Nucleic Acids Research, 2002, Vol. 30, No. 14 e72
© 2002 Oxford University Press
Detection of oligonucleotide hybridization at femtomolar level and sequence-specific gene analysis of the Arabidopsis thaliana leaf extract with an ultrasensitive surface plasmon resonance spectrometer
Department of Chemistry and Biochemistry, California State University, Los Angeles, 5151 State University Drive, Los Angeles, CA 90032, USA and 1 Department of Electrical Engineering, Arizona State University, Tempe, AZ 85287, USA
*To whom correspondence should be addressed. Tel: +1 323 343 2390; Fax: +1 323 343 6490; Email: fzhou@calstatela.edu
A flow-injection (FI) device is combined, through the use of a low-volume (4 µl) flow cell, with an ultrasensitive surface plasmon resonance (SPR) spectrometer equipped with a bi-cell photodiode detector. The application of this novel FI–SPR device for sequence-specific ultratrace analysis of oligodeoxynucleotides (ODNs) and polydeoxynucleotides was demonstrated.

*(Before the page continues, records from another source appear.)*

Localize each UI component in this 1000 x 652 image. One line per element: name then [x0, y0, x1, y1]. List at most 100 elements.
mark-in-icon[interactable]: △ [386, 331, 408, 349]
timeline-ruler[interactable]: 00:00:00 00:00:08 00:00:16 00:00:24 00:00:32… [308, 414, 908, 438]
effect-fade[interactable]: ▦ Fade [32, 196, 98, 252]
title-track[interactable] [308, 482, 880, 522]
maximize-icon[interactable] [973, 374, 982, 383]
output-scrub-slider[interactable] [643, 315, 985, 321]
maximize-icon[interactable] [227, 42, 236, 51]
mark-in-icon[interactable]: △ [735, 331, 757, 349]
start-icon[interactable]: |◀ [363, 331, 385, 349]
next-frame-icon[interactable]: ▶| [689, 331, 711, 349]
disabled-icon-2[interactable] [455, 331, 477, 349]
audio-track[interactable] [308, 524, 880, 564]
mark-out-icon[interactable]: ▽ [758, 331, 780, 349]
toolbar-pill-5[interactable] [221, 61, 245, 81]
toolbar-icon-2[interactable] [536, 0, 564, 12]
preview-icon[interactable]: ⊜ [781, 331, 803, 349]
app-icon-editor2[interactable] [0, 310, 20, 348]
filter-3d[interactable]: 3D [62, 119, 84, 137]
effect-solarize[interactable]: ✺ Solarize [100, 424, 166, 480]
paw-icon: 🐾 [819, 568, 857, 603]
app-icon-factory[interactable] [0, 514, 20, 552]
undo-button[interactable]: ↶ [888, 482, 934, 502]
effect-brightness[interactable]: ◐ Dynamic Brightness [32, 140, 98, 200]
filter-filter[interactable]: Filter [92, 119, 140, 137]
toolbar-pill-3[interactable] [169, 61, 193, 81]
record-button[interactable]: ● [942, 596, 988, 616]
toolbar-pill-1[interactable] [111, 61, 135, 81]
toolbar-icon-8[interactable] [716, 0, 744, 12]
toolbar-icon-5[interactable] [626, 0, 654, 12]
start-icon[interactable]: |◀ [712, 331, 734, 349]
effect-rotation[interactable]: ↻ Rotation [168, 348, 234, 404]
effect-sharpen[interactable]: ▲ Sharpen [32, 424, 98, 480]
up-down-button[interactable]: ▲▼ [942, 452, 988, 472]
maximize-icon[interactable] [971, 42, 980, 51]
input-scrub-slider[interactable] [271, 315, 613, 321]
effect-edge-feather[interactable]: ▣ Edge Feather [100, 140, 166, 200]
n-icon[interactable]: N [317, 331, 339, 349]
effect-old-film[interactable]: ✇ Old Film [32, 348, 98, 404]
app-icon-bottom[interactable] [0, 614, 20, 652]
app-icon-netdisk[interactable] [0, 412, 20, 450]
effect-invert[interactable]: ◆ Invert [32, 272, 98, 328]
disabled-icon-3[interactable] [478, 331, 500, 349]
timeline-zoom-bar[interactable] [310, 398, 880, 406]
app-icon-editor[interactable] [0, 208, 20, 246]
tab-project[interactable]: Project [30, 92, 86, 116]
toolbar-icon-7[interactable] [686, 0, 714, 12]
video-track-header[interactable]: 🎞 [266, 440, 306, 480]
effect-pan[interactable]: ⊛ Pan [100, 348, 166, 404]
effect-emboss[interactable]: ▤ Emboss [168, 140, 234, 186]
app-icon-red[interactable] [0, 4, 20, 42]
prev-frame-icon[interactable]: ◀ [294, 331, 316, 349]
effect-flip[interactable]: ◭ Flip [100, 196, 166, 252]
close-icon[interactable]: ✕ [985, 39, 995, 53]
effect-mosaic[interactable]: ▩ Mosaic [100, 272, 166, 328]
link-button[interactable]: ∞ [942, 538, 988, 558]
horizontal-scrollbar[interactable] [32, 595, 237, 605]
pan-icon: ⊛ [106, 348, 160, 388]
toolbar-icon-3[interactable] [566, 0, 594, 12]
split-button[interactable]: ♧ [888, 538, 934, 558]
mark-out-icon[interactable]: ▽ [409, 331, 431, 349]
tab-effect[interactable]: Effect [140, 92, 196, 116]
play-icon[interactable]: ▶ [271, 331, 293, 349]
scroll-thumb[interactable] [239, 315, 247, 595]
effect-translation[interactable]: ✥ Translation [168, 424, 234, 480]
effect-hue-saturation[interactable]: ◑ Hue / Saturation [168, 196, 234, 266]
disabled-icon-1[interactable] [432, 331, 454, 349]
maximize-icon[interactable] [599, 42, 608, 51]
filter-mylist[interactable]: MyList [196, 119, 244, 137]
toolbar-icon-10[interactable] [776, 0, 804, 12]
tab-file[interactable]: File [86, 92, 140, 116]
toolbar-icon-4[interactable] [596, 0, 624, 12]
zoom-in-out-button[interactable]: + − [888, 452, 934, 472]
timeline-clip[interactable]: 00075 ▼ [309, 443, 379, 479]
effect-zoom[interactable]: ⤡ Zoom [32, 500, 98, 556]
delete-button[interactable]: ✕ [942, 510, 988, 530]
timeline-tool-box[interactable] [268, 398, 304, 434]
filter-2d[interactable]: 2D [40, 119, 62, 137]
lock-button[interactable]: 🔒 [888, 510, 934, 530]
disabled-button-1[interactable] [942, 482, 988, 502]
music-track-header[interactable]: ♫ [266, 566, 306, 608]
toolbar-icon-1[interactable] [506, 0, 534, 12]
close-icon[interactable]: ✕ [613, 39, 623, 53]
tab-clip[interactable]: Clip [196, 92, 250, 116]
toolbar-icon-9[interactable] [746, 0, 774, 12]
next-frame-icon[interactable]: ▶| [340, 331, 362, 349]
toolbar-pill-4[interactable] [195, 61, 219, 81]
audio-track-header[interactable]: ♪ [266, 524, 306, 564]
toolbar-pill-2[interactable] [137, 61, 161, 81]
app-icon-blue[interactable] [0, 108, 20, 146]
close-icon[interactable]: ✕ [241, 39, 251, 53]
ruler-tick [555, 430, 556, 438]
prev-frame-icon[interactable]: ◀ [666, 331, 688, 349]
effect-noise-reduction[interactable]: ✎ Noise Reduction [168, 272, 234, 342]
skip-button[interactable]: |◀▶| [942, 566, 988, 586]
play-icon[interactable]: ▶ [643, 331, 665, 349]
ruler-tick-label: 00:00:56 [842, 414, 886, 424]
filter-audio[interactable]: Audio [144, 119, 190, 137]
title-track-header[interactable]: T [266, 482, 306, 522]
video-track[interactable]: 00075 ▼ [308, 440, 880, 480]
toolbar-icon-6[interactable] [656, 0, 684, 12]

Self-assembled monolayers of ODN probes are tethered onto Au films with a mercaptohexyl group at the 3' ends. The FI–SPR provides a detection level (
54 fM) 2–3 orders of magnitude lower than other SPR devices and compares well with several ultrasensitive detection methods for labeled DNA targets (e.g. fluorophore-tagged and radiolabeled DNA samples). The technique is also highly selective, since a 47mer ODN target with a single-base mismatch yielded a much smaller SPR signal, and a specific interaction was detected when the complementary target was present at 0.001% of the total DNA. The FI–SPR was extended to the measurement of two individual genes in a cDNA mixture transcribed from an Arabidopsis thaliana leaf mRNA pool. The greatly enhanced sensitivity not only obviates the necessity of DNA labeling, but also significantly reduces sample consumption, allowing direct quantification of low abundance mRNAs in cellular samples without amplification.